OPINION: A WELCOME END TO THE MADURO REGIME
These are not unreasonable requests. There is no justification for violent repeat criminals to be out on the streets committing random stabbings, even if they are homeless people with mental issues. You can choose whether you want the time to be spent in a jail cell or in a psychiatric facility, but those homeless people who are so mentally disturbed that they can turn homicidal at a moment’s notice should spend all of their time locked up somewhere.
Iryna Zarutska, the Ukrainian refugee murdered on the Charlotte light rail, would still be alive today if her attacker, with his history of violent crime, had been locked up for life. So, too, would Jordan Neely be alive, if New York had a homeless policy regime that prioritized keeping people like him in a psychiatric facility where he could get the treatment he needed, instead of letting him roam free to threaten New York City subway riders.
So-called “homeless advocates” will wail and gnash their teeth, but the fact is that turning down such help should not be an option. San Jose Mayor Matt Mahan (a Democrat) recognizes this, advocating for it to be a crime for a homeless person to refuse a vacant shelter spot three times in an 18-month span. Unless a city has reached its maximum occupancy in all of its homeless shelters, there is no reason for city leaders or residents to tolerate homeless people turning sidewalks, street corners, train crossings, and public parks into their literal dumping grounds.
REINSTITUTIONALIZING THE HOMELESS
Ask yourself this question with regard to Tylor Chase: Would he be better off if he were arrested for refusing shelter and drug treatment programs in Riverside and then presented with the option of going to a homeless shelter and receiving mandatory drug treatment or spending time in jail? Or is he better off now, falling further into a meth addiction and slowly dying on a public sidewalk, assuming he isn’t killed by hypothermia or by another, more violent homeless man?

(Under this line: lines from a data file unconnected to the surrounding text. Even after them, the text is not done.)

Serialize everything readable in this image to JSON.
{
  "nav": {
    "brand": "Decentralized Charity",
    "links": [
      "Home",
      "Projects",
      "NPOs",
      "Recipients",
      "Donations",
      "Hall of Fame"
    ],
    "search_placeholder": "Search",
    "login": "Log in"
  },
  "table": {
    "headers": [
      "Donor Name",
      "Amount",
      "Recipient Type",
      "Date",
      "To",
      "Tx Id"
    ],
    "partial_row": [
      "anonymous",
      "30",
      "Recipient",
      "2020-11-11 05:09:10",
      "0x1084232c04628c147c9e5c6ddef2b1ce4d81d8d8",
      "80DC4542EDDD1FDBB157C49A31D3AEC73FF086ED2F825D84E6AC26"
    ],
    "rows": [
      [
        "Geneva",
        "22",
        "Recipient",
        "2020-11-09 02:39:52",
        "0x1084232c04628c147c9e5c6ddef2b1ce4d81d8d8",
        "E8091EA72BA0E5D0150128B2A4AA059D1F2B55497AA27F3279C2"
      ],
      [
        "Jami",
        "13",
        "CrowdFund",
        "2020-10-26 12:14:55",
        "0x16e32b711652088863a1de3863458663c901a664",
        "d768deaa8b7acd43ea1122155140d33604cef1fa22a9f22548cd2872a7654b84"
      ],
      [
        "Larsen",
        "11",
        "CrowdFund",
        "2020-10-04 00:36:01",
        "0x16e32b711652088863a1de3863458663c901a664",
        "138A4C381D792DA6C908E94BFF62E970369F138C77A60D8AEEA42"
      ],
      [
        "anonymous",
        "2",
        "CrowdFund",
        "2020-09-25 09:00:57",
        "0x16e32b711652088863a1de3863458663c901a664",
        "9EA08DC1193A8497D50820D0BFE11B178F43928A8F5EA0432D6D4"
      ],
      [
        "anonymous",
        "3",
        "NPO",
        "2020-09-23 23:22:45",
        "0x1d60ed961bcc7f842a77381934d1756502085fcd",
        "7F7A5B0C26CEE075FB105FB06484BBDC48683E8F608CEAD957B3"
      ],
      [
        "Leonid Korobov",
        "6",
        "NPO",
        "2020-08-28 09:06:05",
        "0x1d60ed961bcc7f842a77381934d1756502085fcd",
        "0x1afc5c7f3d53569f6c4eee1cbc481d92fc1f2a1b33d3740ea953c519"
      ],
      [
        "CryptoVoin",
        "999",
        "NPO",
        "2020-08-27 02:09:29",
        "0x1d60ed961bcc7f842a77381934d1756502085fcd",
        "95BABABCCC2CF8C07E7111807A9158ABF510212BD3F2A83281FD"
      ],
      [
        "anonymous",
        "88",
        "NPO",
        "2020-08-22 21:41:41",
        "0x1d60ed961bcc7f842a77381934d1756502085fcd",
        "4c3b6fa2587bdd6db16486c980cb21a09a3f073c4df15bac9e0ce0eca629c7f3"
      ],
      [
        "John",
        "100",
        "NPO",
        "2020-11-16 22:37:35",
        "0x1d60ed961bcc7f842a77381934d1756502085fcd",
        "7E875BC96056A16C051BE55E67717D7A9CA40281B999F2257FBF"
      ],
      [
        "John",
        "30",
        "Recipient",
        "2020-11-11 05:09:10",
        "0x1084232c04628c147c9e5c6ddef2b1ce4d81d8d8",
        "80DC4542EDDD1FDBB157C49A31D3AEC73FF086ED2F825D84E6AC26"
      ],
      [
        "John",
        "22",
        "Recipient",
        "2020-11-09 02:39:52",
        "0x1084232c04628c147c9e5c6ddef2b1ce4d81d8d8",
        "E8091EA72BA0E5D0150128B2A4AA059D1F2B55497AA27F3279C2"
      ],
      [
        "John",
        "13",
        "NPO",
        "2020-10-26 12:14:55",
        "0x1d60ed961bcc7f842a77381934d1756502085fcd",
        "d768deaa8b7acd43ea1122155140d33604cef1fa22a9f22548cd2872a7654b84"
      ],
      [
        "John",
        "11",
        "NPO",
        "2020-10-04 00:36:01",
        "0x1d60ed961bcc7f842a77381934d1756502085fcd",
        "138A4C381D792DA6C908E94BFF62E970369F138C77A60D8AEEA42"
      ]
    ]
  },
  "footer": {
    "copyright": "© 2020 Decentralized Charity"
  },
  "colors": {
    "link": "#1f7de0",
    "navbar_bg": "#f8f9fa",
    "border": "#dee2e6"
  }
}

We can have a society where people are protected from violent homeless people on the Charlotte light rail or in Macy’s bathrooms, and where homeless people like Chase or Neely are protected from themselves and the consequences of their actions resulting from their mental conditions. All it takes is a recognition that there is nothing noble about homelessness, and that it isn’t an option that cities should humor through continued decriminalization and a tolerance of violent crime and health risks that come with homelessness.